AstroglideFunkBeach Blues
Or, How I Learned to Stop Worrying and Love Small Grains of Sand

I’m the Poet and I say:
“It was Sunday, at sunrise,
and my fingers tore out white troughs for the low tide.”
I say, “We made love.”
I say, “It was The Sexiest Scene:
The softcotton pink towel—
The clouds running like white mascara against
black panties against red horizon against compact
mirror.”
I say, “I remember the small grains of sand!”
I say, “It was raw, agonizing,
beautiful.”

Yes! I say, “I was the salt-smelling gull!”
I say, “It was the cool-blue, apathetic universe
that drew me in like a hor-mone whirlpool!”
I say, “She and I were a barracuda of stars!”
I say, “She and I were a lighthouse of lighthouses!”
I say, “She and I shared a cigarette
under a blacklight
with unicorns in the shapes of Ecstasy pills
dancing in our hands.”

I say, “We were two schools of yellow fish reeling
towards the center
but the center
could not hold.”

But now I’ll tell you:
She and I fucked on a rainy weekday afternoon after I'd met her in a small bar called Tiki’s on Redwood and Ocean three days before when she was drunk and needed a cigarette and I was drunk and needed a blowjob.

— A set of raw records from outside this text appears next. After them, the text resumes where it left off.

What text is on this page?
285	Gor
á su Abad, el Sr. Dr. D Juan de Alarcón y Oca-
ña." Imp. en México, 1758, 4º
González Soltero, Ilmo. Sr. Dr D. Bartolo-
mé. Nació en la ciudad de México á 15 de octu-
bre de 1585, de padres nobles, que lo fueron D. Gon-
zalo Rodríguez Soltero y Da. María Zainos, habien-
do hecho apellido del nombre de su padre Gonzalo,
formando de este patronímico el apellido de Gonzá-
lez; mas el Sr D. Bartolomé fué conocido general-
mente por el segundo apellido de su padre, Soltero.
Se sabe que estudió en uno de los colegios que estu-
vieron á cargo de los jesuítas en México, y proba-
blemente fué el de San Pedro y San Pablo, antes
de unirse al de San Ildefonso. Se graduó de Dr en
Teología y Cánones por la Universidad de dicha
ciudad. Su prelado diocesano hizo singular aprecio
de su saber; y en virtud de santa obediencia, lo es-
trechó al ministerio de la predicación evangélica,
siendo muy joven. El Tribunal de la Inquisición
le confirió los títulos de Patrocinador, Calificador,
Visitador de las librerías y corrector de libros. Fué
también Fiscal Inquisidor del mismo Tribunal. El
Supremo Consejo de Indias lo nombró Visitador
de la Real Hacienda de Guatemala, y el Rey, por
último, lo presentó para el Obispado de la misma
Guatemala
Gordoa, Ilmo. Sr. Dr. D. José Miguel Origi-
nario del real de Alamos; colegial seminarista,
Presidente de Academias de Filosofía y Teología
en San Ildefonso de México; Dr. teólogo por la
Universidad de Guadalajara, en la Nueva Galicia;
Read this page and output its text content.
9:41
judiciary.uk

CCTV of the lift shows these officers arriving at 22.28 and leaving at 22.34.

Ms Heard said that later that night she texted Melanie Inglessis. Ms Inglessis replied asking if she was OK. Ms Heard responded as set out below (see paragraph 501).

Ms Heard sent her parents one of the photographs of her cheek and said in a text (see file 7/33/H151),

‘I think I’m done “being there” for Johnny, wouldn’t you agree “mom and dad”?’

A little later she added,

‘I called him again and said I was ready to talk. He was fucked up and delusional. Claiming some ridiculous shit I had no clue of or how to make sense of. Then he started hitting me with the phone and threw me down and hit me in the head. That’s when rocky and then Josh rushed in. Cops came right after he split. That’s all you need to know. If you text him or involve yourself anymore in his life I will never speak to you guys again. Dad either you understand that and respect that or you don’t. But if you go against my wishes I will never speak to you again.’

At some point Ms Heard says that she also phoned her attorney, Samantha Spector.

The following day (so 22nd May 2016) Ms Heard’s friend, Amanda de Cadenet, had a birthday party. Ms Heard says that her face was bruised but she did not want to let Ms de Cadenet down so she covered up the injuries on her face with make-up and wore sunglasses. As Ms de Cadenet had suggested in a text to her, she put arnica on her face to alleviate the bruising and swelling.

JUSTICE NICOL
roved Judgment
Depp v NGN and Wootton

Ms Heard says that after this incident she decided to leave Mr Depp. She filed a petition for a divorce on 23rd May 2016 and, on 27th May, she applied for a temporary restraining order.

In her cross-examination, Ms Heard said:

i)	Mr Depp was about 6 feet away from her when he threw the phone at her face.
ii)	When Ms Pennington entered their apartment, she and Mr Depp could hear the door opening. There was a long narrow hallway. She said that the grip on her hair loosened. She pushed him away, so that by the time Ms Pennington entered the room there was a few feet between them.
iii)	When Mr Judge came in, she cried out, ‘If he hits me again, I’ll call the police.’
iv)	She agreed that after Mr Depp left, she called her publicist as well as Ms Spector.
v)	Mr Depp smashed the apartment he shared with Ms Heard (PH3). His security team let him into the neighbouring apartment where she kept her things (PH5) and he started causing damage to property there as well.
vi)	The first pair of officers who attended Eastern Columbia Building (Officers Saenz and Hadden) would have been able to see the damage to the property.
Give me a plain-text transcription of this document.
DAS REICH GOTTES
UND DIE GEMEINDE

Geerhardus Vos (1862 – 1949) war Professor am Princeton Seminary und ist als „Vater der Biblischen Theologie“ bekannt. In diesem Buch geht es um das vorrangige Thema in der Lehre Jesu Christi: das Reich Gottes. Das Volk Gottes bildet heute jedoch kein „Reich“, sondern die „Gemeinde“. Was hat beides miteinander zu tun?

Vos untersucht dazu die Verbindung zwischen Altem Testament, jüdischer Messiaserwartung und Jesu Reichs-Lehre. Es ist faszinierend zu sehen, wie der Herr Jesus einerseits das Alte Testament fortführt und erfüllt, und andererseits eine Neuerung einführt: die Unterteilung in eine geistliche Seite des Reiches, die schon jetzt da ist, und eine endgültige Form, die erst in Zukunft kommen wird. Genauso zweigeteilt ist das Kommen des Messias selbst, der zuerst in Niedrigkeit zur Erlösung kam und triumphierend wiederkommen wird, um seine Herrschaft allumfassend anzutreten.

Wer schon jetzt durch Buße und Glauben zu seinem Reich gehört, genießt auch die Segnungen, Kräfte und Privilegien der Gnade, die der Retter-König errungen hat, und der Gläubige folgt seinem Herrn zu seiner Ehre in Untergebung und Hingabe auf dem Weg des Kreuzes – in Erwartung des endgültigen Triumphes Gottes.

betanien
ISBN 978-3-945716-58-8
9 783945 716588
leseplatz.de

We met up for lunch on Tuesday and we talked about our hometowns our hobbies our friends and after, we walked the beach and ended up in her hotel room and started drinking seven dollar unflavored rum from a complementary plastic cup. I made a move and then I realized it was awkward and it was clumsy and it was ugly. And despite my better sense, I couldn’t make her come; though, even I didn’t come, so I left giving her ten dollars and a big “sorry!” and a pair of socks that I forgot to put on in my leaving. There was no sunrise lighthouse barracuda of stars. There was no unicorn whirlpool horizon. There was only small grains of sand sprinkled on her bed; and now, I can only find them in the deepest corners of my asscrack.